In [11]:
from elliot.run import run_experiment
from lib.data_generation import generate_data
import zipfile
import io
import requests
import os
import pandas as pd
import numpy as np
import yaml
import copy
from lenskit import crossfold as xf

### DMF experiment

Generate train-test splits.

In [2]:
location = 'elliot/data/'

In [12]:
current_splits = []
data_strategy = 'ml1m'
# generate the data
ratings = pd.read_csv(
    'elliot/data/movielens_1m/ml1m_events.dat', header=None, sep="::", engine="python"
).drop(3, axis=1)
ratings.columns = ["user", "item", "rating"]

sample = xf.SampleFrac(0.2, rng_spec=0)
sets = [i for i in enumerate(xf.partition_users(ratings, 5, sample, rng_spec=0))]
for j, tp in sets:
    current_splits.append([tp[0], tp[1]])

    tp[0].to_csv(
        location + data_strategy + "_fold_" + str(j + 1) + "_train.csv", index=False
    )
    tp[1].to_csv(
        location + data_strategy + "_fold_" + str(j + 1) + "_test.csv", index=False
    )



Change data format.

In [13]:
for i in range(1, 6):
    tr = pd.read_csv("elliot/data/ml1m_fold_"+str(i)+"_train.csv")
    te = pd.read_csv("elliot/data/ml1m_fold_"+str(i)+"_test.csv")
    np.savetxt("elliot/data/ml1m_fold_"+str(i)+"_train.tsv", tr,delimiter='\t',fmt='%i')
    np.savetxt("elliot/data/ml1m_fold_"+str(i)+"_test.tsv", te,delimiter='\t',fmt='%i')
    

Experiment.

In [14]:
# possible values for the hyperparameters
mlp_values = ['(64,32)', '(64,64)']
batch_size_values = [256, 512]

In [15]:
for i in range(1, 6):
    print('Start for ', i, '!!!!!!!!!!!!!!!!!!!!!!!!!!!!!!!!!!!!!!!!!!!!!!!!!!!!!!!!!!!!!!!!!!!!!')
    with open('elliot/config_files/ml1m'+str(i)+'.yml', 'r') as f: # open the relevant yaml file
        base_config = yaml.safe_load(f)
    
    for mlp in mlp_values:
        for batch_size in batch_size_values:
            print("We re doing the following: ", mlp, batch_size)
            # Make a copy of the base configuration
            config = copy.deepcopy(base_config)
            # Update the configuration with the current hyperparameters
            config['experiment']['models']['DMF']['user_mlp'] = mlp
            config['experiment']['models']['DMF']['item_mlp'] = mlp
            config['experiment']['models']['DMF']['batch_size'] = batch_size

            # Write the configuration to a temporary file
            with open('elliot/config_files/temp_config.yml', 'w') as f:
                yaml.dump(config, f)

            # Run the experiment with the current configuration
            run_experiment('elliot/config_files/temp_config.yml')
            
            
            # Remove the temp file
            os.remove('elliot/config_files/temp_config.yml')    

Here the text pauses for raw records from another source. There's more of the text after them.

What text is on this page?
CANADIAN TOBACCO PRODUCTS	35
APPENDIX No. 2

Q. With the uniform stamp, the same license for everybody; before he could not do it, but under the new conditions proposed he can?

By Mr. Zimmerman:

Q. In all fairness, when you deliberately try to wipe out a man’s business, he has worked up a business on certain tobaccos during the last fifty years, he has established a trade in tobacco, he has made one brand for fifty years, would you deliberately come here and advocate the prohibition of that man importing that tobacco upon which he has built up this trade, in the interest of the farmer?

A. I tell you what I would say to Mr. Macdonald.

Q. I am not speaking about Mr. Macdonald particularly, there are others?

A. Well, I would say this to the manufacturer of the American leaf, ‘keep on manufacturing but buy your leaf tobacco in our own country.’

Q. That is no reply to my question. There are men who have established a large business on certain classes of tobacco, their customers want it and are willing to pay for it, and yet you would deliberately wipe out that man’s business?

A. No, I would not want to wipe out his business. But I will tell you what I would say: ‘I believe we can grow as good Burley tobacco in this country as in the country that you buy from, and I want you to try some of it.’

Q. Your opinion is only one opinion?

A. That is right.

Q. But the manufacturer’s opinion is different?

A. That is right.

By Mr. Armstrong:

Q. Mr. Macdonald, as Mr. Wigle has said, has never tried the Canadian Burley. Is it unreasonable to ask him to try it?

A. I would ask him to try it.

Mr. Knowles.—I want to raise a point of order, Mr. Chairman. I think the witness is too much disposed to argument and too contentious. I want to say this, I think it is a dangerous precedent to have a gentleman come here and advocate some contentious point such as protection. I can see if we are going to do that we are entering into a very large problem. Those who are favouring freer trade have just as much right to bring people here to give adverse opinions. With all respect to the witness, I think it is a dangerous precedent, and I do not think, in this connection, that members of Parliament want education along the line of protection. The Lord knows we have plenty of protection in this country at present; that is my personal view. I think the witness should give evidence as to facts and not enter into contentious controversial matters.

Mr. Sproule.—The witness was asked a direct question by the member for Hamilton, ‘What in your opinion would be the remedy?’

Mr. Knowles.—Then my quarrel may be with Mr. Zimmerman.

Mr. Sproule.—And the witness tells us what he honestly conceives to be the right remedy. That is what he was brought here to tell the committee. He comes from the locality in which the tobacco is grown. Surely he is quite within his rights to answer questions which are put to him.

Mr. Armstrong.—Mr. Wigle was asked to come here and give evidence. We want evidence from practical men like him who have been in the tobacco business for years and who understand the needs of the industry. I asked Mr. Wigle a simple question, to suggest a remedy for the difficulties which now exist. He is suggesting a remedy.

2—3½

Start for  1 !!!!!!!!!!!!!!!!!!!!!!!!!!!!!!!!!!!!!!!!!!!!!!!!!!!!!!!!!!!!!!!!!!!!!
We re doing the following:  (64,32) 256
2024-04-23 16:48:32.900116: I Start experiment
2024-04-23 16:48:33.181494: I /export/scratch2/home/savvina/new_environment/Elliot/elliot/data/ml1m_fold_1_train.tsv - Loaded
2024-04-23 16:48:33.245994: I Test Fold 0


TO do next:

Extract the best iteration from the resulting file so you read the appropriate file.